Güçlü Atmosferden Bütünsel Bir Anlatıya Geçiş Fırsatı
İlk temas, kendine has karakteriyle mahallelinin uğrak yeri olmuş bir mekânla gerçekleşti. İçeri adım atıldığında hissedilen sıcaklık ve samimiyet, mekânın en büyük sermayesiydi. Menüdeki ifadeden sosyal medyadaki fotoğrafa kadar her unsur kendi başına anlamlıydı ve tüm bu unsurları ortak bir anlatıda birleştirme potansiyeli taşıyordu.

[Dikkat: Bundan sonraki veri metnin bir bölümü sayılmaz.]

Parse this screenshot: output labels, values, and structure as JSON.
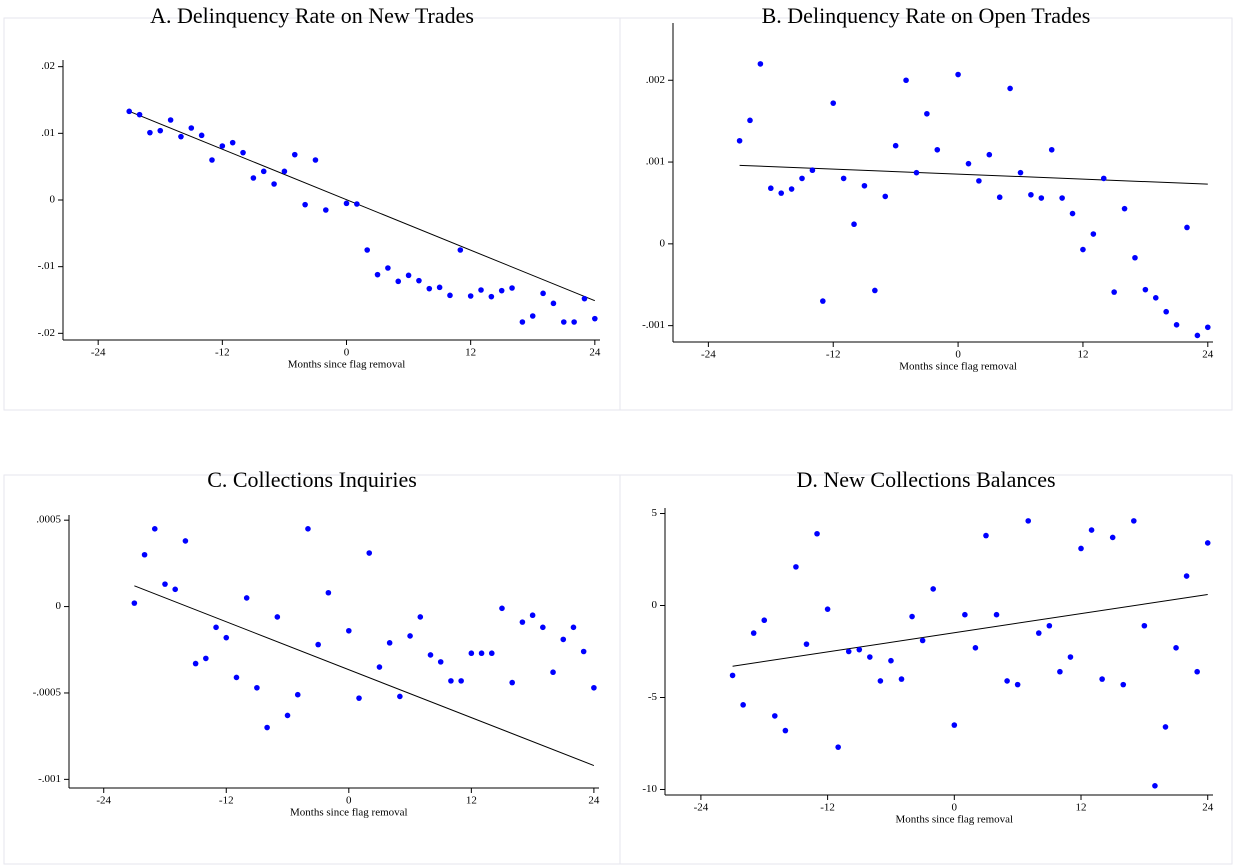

Atmosferin Kolektif Bir Hafızaya Dönüşme Potansiyeli
Yapılan gözlemler, mekânın sunduğu deneyimin gücünü gösteriyordu. Buradaki temel gelişim fırsatı, bu değerli atmosferi ve kişisel deneyimleri, kolektif bir marka belleğine dönüştürecek bir sistem kurmaktı. Anlatılacak bir hikâye vardı ve bu hikâyeyi yazacak alfabe ile onu yayacak ritüellerin tanımlanması, bu potansiyeli ortaya çıkaracak bir sonraki adımı oluşturuyordu.
Mekânın Hikâyesini Görsel ve Ritüel Diliyle Yazmak
Süreç, mekânın ruhunu tercüme edecek ortak bir görsel dilin tasarlanmasıyla başladı. Bu yeni alfabe, menülerden sosyal medya akışına, mekân içi posterlerden fotoğraf tonuna kadar her noktada tutarlılık sağladı. Ardından, bu hikâyeyi sadece anlatmakla kalmayıp, topluluğa "yaşatacak" ritüeller geliştirildi. Mekâna özgü basit bir oyun, misafirlerin birbirleriyle ve mekânla kurduğu bağı derinleştiren, paylaşıldıkça büyüyen bir anıya dönüştü. Artık marka, sadece hizmet sunmuyor, topluluğuyla birlikte hikâyesini yazıyordu.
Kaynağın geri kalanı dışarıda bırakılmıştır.